Furthermore, for a single parallel range, distribution can be achieved by first adding processing to duplicate it.

〔Effect of the invention〕

According to the present invention, exclusive control variables can be distributed without any manual effort, so performance degradation due to exclusive control, which is a bottleneck in parallel processing, can be easily prevented without increasing hardware or man-hours. .

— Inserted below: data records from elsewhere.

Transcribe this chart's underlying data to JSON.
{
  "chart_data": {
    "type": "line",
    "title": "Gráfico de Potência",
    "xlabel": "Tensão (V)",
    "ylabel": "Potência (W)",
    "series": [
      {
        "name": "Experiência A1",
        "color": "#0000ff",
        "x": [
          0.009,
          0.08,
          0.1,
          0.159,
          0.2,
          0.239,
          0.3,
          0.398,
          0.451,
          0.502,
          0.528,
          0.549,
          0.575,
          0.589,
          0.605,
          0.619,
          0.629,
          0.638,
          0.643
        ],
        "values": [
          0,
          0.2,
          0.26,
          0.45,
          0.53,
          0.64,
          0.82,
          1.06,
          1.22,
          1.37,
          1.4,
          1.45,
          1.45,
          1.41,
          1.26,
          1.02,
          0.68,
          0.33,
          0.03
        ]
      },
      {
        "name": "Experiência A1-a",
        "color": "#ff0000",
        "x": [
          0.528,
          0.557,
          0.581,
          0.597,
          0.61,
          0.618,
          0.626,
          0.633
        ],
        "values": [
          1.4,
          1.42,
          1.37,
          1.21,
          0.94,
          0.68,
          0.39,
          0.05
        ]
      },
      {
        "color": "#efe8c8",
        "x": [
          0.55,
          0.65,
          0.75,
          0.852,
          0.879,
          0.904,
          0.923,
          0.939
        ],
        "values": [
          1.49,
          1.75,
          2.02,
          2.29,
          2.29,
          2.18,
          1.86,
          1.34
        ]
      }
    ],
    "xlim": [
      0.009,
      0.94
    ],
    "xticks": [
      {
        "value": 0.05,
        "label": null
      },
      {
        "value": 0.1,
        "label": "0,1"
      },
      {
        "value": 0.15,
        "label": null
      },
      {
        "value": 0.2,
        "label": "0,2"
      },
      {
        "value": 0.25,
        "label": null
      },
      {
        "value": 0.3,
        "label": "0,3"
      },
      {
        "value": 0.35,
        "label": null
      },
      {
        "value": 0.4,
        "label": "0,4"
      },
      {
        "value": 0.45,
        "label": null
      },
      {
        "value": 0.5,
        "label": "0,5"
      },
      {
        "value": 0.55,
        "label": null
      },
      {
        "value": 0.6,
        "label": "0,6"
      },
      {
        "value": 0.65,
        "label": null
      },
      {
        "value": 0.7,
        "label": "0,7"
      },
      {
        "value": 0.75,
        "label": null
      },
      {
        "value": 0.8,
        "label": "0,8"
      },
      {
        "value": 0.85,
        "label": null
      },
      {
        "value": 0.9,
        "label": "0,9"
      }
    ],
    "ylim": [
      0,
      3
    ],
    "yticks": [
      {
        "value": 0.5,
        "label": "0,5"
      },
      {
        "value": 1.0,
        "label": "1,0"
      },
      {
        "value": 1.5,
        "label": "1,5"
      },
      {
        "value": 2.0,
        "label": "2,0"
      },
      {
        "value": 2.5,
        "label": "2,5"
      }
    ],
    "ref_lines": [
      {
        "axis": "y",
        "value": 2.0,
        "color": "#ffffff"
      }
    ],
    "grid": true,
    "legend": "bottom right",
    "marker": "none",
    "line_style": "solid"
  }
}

[Brief explanation of the drawing]

FIG. 1 is a diagram showing the configuration and operation of a program conversion device according to the present invention, FIG. 2 is an overall configuration diagram of a system to which the program conversion device of the present invention is applied, and FIG. 3 is a conceptual diagram showing the necessity of exclusive control. , FIG. 4 is a diagram showing hierarchization of exclusive control, and FIG. 5 is a diagram showing distribution of exclusive control variables. [Explanation of symbols] 1... Processing program, 2... Program conversion device. 3... Modified processing program, 4... Storage device, 5... Processing device 1, 6... Processing device N, 9...
... Decentralization determining section, 10... Program converting section, 11
...Parallel range management table, 12...Variable reference table. 13... Exclusive information list, 14... Nest level field, 15... Control variable field, 16...
First line number field, 17...Last line number field. 18...Variable name field, 19...Line number field, 20...Citation/definition field, 21...Continuation field, 22...Parallel range field, 23.
...Dispersion flag field. Gate 1'4zth

Claims (1)

[Claims] 1. In an information processing system that has a group of parallel devices that share a storage device and processes multiple processing programs in parallel, by analyzing the processing program, it is possible to identify the information that is shared by the parallel execution department and exclusive to the storage device. A method for recognizing exclusive control variables that should be access-controlled and their sharing range, and a method for distributing exclusive control variables by analyzing the parallel structure of the sharing range, and using the results, A program conversion device comprising means for partially changing names of exclusive control variables of a processing program for the purpose of decentralization.